İsrail’in son Gazze saldırıları dünya savaş suçları tarihine geçecek kural/teamül tanımazlıklarla doludur. Tarihte bugüne kadar yapılmış hiçbir savaşta İsrail’in Gazze saldırılarında işlendiği kadar savaş suçu işlenmemiştir. Savaş kurallarını belirleyen uluslararası sözleşmeler daha önceki hiçbir savaşta Gazze saldırılarındaki kadar ihlal edilmemiştir. Üçüncü ayına giren bu saldırılar sırasında hiçbir sivil hedef gözetilmemiştir. Çocuklar, kadınlar, yaşlılar, hastalar en ağır, en acımasız bombardımanlara hedef yapılmış; 20 bine yaklaşan sivil ölümlerinin yarısının kurbanı çocuklar olmuştur. Bilinen tarihteki bütün savaşlarda korunmuş, gözetilmiş olan hastaneler, okullar, ibadethaneler, mülteci kampları İsrail saldırılarında bile bile hedef yapılmıştır.

***

Özellikle son yüz yılın önemli başarılarından biri, bireylerin ve toplumların haber alma özgürlüğü yolunda büyük mesafeler alınmış olmasıydı. 20. ve 21. yüzyılın savaşlarında basın yayın organlarının savaş muhabirleri görevlerini yaparken konvansiyonel bir dokunulmazlığa sahiptiler; ama İsrail’in tek taraflı yürüttüğü Gazze savaşında bu dokunulmazlığa asla sahip olamadılar. 3. ayındaki bu savaşta şu ana kadar yüze yakın gazeteci hayatını kaybetti.

Düşünce ve ifade özgürlüğü şampiyonluğunu kimselere bırakmayan Batılı devletler; Gazze/Filistin halkına “mazluma kimliği sorulmaz” ilkesi uyarınca destek veren, onlara uygulanan vahşet ve katliamı eleştiren kişilere, kurumlara, kuruluşlara engeller, yasaklar koydular. Şahıslara ve kuruluşlara tehditler yönelttiler, şantajlar yaptılar.
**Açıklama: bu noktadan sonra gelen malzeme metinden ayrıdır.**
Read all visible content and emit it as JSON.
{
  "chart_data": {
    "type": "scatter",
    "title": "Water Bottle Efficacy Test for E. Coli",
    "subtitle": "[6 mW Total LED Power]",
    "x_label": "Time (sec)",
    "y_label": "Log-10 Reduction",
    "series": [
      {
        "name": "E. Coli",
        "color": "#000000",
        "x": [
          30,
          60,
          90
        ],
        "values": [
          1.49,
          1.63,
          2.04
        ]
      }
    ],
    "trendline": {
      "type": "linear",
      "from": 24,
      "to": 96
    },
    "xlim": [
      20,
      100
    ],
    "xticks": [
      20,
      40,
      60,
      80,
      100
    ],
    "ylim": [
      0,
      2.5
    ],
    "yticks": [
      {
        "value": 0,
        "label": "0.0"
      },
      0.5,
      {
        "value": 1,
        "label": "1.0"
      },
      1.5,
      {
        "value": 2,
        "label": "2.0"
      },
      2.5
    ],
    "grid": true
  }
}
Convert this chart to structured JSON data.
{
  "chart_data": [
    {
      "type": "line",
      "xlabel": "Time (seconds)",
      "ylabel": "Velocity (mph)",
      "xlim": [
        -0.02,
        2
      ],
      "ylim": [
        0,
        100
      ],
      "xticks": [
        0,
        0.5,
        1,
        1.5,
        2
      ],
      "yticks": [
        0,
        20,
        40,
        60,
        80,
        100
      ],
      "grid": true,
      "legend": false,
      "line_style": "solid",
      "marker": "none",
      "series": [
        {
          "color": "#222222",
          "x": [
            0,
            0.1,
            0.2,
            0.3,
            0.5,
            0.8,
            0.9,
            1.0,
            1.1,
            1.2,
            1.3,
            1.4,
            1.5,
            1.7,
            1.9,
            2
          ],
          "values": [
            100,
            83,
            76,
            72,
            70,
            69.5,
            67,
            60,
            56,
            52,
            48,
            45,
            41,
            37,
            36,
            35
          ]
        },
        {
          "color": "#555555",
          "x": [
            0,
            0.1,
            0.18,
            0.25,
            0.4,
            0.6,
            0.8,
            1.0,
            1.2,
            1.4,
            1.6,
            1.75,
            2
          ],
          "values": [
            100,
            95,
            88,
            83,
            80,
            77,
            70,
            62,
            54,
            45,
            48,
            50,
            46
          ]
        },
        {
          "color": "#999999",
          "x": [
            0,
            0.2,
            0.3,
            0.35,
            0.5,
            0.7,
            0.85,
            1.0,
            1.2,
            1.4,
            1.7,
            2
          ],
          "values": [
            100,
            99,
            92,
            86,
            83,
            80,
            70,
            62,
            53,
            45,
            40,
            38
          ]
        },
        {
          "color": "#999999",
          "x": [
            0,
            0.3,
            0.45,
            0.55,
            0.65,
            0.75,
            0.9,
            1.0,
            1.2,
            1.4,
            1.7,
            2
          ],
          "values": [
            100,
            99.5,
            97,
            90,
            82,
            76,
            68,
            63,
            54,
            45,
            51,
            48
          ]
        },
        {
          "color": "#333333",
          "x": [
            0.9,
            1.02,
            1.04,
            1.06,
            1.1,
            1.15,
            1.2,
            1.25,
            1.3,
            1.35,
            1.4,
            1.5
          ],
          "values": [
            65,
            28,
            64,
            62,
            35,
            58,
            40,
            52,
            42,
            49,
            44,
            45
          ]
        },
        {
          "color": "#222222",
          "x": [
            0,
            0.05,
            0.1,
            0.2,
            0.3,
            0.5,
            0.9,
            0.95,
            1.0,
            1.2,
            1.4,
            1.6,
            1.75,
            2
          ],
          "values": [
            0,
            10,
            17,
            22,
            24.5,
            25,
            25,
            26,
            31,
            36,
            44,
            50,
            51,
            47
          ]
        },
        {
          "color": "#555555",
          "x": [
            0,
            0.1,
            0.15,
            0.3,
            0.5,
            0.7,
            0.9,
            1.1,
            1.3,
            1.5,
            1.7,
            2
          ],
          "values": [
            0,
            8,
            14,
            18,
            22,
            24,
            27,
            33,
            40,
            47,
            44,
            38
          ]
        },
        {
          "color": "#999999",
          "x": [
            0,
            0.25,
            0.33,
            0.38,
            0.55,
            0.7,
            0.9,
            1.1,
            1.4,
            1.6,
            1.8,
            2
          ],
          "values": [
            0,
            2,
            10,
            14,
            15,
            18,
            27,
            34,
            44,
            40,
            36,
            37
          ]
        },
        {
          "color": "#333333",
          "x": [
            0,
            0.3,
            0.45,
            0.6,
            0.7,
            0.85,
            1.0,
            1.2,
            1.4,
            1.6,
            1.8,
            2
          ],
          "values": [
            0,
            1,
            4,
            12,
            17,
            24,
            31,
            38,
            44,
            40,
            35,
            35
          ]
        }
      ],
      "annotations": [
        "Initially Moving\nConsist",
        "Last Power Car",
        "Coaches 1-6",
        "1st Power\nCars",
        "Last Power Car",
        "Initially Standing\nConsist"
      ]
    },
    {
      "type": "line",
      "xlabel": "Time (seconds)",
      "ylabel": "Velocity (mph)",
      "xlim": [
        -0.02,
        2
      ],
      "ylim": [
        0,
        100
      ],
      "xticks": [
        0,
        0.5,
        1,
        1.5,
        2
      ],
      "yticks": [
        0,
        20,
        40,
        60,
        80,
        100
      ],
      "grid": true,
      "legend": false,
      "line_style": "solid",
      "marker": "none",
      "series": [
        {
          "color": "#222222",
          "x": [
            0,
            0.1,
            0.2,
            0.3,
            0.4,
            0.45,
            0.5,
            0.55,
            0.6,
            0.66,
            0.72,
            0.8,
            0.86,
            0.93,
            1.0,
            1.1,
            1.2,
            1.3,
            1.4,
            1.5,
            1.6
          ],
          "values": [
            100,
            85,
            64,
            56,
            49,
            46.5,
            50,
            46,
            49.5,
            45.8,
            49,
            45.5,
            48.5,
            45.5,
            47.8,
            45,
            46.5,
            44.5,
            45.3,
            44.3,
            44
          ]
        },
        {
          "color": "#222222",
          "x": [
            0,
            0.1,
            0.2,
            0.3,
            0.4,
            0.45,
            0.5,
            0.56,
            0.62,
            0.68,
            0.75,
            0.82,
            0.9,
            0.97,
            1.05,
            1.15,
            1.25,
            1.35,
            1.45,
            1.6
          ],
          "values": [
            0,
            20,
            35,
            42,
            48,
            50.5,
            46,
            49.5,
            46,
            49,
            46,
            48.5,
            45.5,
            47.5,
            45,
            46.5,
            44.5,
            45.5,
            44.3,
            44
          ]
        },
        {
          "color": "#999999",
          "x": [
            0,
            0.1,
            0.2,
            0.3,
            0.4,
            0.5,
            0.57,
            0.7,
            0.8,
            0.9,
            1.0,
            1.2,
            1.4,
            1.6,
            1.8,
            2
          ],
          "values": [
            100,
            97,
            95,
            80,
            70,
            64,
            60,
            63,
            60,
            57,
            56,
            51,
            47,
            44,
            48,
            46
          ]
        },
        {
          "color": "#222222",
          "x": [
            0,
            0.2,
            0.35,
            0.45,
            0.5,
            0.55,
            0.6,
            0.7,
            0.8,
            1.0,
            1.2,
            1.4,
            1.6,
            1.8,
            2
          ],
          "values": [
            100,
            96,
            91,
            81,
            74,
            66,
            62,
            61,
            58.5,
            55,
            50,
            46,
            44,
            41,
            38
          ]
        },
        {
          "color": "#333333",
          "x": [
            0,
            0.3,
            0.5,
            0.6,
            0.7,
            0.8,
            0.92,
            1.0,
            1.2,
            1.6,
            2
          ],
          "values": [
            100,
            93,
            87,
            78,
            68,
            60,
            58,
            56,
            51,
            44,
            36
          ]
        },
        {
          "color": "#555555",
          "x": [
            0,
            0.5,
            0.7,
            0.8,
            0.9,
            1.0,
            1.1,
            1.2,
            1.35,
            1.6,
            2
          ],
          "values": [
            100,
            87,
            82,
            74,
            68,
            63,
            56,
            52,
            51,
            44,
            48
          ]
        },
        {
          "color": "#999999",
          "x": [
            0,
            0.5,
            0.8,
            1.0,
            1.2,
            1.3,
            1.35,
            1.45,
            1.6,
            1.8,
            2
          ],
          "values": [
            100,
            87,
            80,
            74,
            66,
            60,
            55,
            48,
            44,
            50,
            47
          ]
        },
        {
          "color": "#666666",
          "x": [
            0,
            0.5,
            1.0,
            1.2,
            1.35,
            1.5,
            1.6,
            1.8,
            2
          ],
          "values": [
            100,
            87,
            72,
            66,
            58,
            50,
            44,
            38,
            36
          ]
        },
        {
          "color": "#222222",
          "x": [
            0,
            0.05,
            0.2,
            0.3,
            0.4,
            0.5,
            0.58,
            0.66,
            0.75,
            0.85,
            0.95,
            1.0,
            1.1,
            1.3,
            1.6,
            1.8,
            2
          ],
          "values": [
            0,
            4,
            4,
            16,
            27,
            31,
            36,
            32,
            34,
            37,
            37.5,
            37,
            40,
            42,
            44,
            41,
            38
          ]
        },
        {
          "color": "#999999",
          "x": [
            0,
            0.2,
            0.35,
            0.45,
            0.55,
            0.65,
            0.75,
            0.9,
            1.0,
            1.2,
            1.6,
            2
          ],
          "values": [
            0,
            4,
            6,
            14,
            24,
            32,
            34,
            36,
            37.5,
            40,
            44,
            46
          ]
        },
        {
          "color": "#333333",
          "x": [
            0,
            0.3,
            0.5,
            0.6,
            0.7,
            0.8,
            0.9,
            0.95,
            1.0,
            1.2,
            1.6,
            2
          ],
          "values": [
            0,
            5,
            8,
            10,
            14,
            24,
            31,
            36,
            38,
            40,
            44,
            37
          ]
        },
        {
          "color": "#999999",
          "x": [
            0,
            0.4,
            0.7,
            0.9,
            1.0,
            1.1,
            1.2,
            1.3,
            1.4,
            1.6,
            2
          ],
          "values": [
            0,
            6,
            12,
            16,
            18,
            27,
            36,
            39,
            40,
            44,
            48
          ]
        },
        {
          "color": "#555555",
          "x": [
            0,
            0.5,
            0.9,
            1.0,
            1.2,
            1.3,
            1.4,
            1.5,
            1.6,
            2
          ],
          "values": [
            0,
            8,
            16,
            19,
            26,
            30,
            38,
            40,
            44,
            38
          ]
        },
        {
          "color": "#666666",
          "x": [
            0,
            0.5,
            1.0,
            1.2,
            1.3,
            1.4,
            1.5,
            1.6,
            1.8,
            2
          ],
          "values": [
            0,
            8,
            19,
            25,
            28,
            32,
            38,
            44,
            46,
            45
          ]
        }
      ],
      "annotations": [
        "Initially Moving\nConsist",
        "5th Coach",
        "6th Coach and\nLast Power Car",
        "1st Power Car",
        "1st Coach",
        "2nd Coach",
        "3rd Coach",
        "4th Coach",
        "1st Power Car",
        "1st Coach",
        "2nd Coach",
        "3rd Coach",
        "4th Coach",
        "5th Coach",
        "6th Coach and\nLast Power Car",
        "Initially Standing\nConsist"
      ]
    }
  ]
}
Bu kapsamda çok sayıda yazarın, sanatçının, bürokratın işine son verdiler. ABD’de üniversitelerde öğrencilerin İsrail’i protesto etmesini engelleyemeyen rektörleri istifaya zorladılar. Çelişkinin, çifte standardın, kendini inkârın bu kadarının geçmişte örneği hiç görülmemiştir.

İsrail; Gazze saldırılarında uluslararası anlaşmaların günümüze kadar biriktirdiği; çağdaş uygarlığın gerektirdiği tüm insani erdemleri, değerleri bir paspas gibi çiğnemiştir!